CIMAHI, dinkes.cimahikota.go.id - Salah satu kegiatan di Puskesmas Citeureup Kelurahan Cimahi Utara adalah dengan dilakukan  pemberian makanan tambahan bagi penderita TB yang tidak mampu. TB paru adalah penyakit yang disebabkan oleh infeksi bakteri yang menyerang paru kita, penyakit ini ditularkan melalui udara saat seorang penderita batuk atau meludah dan akhirnya masuk ke penderita baru. Selama proses penularan tentunya faktor status imunitas atau status kemampuan tubuh untuk mempertahankan diri terhadap serangan kuman ini tentunya memegang peranan yang sangat penting. Indonesia adalah daerah endemis dengan angka jumlah penderita yang besar. Sistem imunitas penederita yang baik tentunya akan menekan jumlah bakteri sehingga potensi penularan juga semakin kecil.


Faktor imunitas ini sangat ditentukan juga oleh status gizi seorang penderita, belum lagi dalam kondisi sakit TB paru angka kebutuhan protein penderita menjadi lebih tinggi karena proses sakit kronis yang dialami. Karena itu dibentuklah program Pemberian Makanan Tambahan (PMT) untuk penderita TB paru.

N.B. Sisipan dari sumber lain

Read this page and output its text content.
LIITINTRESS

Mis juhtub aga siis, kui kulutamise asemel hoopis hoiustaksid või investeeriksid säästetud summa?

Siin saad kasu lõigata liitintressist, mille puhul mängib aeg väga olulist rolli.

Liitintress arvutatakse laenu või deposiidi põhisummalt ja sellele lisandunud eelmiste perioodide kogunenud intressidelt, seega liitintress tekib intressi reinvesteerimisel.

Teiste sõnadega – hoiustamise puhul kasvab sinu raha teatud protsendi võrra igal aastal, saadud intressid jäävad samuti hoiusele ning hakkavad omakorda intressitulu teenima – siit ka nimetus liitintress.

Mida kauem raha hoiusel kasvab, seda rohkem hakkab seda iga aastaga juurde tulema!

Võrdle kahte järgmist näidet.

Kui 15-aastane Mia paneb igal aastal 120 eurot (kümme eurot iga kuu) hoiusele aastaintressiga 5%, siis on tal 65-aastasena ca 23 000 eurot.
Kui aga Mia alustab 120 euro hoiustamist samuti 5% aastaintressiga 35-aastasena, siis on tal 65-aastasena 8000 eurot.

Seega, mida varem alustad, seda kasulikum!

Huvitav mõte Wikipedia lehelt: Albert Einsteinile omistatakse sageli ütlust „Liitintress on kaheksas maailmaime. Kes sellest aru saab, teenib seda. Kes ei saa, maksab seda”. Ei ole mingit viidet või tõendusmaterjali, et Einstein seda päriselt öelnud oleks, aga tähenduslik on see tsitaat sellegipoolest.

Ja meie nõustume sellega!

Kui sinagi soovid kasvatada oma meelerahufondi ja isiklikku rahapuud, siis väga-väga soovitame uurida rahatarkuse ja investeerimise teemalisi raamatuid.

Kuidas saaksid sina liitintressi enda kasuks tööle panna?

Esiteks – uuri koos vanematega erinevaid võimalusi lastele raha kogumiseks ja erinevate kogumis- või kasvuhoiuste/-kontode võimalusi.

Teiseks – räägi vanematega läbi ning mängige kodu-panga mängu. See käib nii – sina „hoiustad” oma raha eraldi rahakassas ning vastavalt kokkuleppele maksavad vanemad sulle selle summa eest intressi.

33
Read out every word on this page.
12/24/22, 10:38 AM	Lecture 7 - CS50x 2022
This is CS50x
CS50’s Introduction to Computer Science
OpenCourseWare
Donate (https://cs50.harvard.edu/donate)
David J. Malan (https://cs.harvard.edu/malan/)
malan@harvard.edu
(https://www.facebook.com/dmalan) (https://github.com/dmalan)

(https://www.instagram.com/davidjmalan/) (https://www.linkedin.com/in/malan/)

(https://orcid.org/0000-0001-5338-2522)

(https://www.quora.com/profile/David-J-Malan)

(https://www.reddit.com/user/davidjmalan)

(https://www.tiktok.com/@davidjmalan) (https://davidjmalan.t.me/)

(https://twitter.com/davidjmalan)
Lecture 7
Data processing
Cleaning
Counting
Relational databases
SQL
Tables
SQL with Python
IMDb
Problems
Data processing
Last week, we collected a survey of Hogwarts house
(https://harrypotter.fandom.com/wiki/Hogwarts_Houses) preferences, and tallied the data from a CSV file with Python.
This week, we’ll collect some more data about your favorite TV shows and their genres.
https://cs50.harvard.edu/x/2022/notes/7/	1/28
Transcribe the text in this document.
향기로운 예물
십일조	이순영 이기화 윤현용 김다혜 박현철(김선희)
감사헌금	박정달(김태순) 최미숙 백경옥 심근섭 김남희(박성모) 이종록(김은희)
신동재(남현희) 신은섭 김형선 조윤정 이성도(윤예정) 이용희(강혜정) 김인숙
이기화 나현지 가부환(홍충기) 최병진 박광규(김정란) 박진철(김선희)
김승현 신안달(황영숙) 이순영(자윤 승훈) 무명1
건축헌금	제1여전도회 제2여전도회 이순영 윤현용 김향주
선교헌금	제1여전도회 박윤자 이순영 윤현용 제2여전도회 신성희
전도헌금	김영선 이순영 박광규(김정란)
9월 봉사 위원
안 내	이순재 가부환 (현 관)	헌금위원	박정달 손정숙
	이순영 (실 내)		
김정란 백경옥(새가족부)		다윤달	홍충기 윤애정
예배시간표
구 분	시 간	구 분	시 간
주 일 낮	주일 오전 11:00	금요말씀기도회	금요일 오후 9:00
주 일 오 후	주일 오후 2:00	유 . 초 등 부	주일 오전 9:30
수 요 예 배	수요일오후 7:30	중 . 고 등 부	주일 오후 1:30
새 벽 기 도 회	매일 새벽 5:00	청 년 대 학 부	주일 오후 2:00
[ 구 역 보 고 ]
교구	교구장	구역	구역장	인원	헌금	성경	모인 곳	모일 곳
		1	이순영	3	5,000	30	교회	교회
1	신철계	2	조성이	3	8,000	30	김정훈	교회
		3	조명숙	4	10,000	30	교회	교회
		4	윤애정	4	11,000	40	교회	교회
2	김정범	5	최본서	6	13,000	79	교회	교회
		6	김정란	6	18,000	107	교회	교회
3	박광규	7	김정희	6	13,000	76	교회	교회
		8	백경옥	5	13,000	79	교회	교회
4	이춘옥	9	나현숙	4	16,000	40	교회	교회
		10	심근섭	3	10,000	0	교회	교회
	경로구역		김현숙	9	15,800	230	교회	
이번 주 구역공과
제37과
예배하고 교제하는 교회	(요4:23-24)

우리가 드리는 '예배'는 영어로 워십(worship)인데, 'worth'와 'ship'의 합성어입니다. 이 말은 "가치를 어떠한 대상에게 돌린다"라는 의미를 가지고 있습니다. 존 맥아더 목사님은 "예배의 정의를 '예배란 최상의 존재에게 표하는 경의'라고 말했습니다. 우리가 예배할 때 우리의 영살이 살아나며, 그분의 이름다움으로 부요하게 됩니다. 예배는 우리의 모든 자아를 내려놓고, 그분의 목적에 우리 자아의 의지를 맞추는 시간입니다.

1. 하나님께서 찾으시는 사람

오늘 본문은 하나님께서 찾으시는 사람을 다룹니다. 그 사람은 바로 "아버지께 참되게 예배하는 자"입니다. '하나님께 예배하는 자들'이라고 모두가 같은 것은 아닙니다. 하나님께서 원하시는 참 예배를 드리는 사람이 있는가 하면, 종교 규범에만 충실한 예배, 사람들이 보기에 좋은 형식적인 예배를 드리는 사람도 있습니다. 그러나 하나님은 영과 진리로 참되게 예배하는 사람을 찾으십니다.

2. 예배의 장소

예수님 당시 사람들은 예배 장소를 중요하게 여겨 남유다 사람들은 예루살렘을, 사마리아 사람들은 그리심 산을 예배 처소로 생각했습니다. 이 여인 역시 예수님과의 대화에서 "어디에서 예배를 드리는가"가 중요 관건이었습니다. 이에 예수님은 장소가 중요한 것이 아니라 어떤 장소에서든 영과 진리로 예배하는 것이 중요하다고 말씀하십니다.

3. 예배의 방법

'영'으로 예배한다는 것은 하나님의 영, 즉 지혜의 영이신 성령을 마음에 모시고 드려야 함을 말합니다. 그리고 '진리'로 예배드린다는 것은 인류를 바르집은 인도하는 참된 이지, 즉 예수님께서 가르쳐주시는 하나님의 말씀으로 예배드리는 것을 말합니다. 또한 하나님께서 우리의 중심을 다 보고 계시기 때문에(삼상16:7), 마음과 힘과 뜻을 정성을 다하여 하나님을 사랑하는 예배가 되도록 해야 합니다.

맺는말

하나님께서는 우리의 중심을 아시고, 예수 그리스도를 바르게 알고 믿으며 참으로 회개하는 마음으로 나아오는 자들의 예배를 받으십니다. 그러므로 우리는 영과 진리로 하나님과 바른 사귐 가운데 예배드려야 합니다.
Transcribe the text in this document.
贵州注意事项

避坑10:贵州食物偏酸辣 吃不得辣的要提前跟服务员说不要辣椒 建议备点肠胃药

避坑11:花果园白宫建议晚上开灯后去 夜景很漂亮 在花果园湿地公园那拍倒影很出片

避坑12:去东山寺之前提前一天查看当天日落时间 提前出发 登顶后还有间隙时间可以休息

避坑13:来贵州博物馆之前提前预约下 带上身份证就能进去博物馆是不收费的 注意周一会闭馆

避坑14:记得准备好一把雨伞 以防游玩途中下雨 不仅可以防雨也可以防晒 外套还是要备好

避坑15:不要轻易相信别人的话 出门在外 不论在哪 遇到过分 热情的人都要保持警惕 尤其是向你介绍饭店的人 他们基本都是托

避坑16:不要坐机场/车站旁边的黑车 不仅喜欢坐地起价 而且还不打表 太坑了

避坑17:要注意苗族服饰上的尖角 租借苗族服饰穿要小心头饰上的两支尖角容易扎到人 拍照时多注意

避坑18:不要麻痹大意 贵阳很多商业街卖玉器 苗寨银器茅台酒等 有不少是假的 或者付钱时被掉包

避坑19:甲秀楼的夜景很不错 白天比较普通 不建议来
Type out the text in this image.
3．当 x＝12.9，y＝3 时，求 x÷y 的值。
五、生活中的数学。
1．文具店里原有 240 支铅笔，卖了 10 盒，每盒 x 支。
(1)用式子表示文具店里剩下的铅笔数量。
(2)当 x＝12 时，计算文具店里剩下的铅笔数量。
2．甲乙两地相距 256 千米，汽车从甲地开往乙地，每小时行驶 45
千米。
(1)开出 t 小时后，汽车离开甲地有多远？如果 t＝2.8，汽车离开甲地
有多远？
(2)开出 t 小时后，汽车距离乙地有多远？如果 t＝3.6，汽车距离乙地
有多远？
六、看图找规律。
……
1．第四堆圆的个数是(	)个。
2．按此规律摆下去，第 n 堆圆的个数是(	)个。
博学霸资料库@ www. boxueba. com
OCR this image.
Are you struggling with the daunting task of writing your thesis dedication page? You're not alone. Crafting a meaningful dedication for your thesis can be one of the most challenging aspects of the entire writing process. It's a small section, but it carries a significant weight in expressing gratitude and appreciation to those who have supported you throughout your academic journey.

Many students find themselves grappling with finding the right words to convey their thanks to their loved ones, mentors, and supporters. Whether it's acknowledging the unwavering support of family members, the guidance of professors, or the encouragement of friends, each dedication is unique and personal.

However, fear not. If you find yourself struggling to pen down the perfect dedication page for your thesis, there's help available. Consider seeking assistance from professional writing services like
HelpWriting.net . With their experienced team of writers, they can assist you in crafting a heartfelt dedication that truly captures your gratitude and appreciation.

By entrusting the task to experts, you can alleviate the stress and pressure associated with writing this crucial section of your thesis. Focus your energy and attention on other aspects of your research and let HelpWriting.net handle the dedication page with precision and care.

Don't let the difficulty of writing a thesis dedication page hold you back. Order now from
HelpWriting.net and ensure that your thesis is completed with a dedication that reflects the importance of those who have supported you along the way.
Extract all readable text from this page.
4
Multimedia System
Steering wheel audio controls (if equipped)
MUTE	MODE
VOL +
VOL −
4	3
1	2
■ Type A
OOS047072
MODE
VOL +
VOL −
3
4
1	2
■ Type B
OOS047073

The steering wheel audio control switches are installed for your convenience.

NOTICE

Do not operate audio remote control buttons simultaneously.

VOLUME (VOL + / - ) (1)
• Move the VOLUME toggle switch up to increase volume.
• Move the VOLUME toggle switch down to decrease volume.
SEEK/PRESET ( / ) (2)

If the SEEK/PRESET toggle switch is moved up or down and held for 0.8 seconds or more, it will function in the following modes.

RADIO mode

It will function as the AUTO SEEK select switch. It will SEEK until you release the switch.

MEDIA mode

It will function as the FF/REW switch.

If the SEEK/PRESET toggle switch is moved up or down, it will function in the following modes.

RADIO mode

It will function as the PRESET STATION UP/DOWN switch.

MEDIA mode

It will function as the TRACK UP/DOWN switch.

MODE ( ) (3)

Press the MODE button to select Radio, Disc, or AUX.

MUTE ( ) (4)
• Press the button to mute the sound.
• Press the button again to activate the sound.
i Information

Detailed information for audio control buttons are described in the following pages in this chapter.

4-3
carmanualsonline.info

Di Puskesmas Citeureup Kelurahan Citeureup Kecamatan Cimahi Utara,  program ini dijalankan mulai bulan Oktober 2014, masih merupakan program baru dan saat ini sedang diuji cobakan serta dievaluasi seberapa besar dampak positifnya bagi penderita. Pemberian makanan tambahan diberikan dalam bentuk pemberian susu kemasan, telur dan biskuit selama pengobatan TB paru.


Ade Komalasari merupakan petugas  yang bertanggung jawab secara langsung untuk program ini, memiliki optimisme yang tinggi atas keberhasilan program ini. Kepala Puskesmas  menyampaikan bahwa tujuan dari program ini bukanlah untuk memberi makanan gratis kepada para penderita TB paru, melainkan untuk memberikan edukasi kepada penderita tentang pentingnya konsumsi tinggi protein bagi penderita TBC. Jadi pemberian makanan tambahan ini hanya untuk memberikan contoh dan membangkitkan kepedulian penderita terhadap gizi mereka.
Selain itu  juga merasa bahwa program ini meningkatkan hubungan interpersonal yang baik dengan penderita sehingga penderita semakin percaya dan patuh kepada tenaga kesehatan yang setia membantu mereka untuk bisa sembuh dari penyakit TB paru.